Allegedly, Boris Karloff and Bela Lugosi were rivals, but this sounds like nonsense. The respect each man had for one another as actors is never more apparent than in The Black Cat. Based on the Edgar Allan Poe story, the film remains one of the most devastating, surprising psychological horror films ever made. Lugosi and Karloff take their respective characters to haunting depths, particularly in the context of this era. However, not surprisingly, they are at their best as actors when playing off one another. Lugosi played dozens of villains. None of them have the unforgettable sadism and conviction of Dr. Vitus Werdegast.


4. The Raven (1935)

The Raven (1935)
Credit: MUBI

Director: Lew Landers

I’m glad we have several excellent team-ups of Bela Lugosi and Boris Karloff to enjoy. Their two best collaborations as actors are arguably The Black Cat and The Raven. It doesn’t seem fair to make you choose between the two. Especially as The Raven presents a showdown between Lugosi and Karloff that rivals anything you can find today.

The buildup to that confrontation, which highlights one of Lugosi’s best mad scientists, is deeply engaging, and often, oddly humorous. This particular version of The Raven is a much darker comedy than it often gets credit for.

As well as Karloff plays a sympathetic fiend, it is Lugosi’s freewheeling, decidedly ambitious insanity and indignation that ensures this movie will continue to be perceived as a classic.


5. Abbott and Costello Meet Frankenstein (1948)

Director: Charles Barton

Lugosi’s career was in grim shape by the end of the Second World War. Even this mainstream appearance in one of Universal’s best combinations of Bud Abbott and Lou Costello with its horror show properties couldn’t revive a career plagued by studios that couldn’t imagine him as anything but a thin European maniac. Addiction and poor management didn’t help either.

Yet even in a movie that seemingly just wanted him to show up, Lugosi reveals a phenomenal sense of comic timing. This is apparent in any comparison of this performance to any other vampire lord of leisure. Working alongside some of the best comedians and character actors of the day doesn’t hurt, but Lugosi’s performance is a scene-stealer that leaves you wishing he could have at least finished out his career with better comedy than what he was usually given.

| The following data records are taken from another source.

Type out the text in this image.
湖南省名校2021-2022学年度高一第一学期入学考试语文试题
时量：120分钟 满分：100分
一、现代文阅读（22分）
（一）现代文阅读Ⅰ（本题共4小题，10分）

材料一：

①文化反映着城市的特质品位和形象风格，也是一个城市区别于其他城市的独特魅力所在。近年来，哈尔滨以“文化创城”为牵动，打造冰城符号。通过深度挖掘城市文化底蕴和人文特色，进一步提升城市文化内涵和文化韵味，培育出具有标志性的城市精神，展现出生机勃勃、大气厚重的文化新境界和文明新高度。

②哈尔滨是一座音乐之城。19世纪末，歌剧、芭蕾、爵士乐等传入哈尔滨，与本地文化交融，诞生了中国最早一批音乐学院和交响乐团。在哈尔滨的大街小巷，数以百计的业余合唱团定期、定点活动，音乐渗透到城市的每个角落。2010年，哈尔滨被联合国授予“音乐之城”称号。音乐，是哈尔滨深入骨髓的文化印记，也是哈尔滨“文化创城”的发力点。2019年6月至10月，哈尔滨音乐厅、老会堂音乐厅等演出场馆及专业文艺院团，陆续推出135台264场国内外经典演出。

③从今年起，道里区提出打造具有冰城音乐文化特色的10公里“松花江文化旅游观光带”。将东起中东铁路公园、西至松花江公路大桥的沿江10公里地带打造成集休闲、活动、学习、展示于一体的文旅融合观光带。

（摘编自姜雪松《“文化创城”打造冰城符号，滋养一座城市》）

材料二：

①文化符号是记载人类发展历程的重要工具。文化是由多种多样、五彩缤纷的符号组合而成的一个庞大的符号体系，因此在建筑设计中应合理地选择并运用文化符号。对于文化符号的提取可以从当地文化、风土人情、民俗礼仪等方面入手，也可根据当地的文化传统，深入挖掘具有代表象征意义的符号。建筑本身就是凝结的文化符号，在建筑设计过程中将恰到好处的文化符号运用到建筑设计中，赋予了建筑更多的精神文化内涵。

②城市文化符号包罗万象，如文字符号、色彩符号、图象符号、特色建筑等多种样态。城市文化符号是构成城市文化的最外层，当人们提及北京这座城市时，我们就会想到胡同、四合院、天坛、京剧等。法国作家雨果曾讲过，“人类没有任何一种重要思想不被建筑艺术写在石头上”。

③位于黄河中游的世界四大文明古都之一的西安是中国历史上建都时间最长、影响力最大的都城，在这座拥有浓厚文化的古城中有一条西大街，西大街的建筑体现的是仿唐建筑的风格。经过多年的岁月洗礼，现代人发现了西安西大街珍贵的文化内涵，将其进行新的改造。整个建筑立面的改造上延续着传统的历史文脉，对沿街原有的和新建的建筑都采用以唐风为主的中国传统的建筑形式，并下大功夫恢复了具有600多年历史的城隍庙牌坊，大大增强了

There is a lot of frustrating potential in the career of a man who died over sixty years ago. There is also a figure whose voice and mannerisms are more vibrant, not to mention worthy of appreciation than any mere blueprint for a supernatural archetype that still finds admirers. Generations of horror actors, writers, and others who have grown up with his work left with an impression deeper than a single vampire.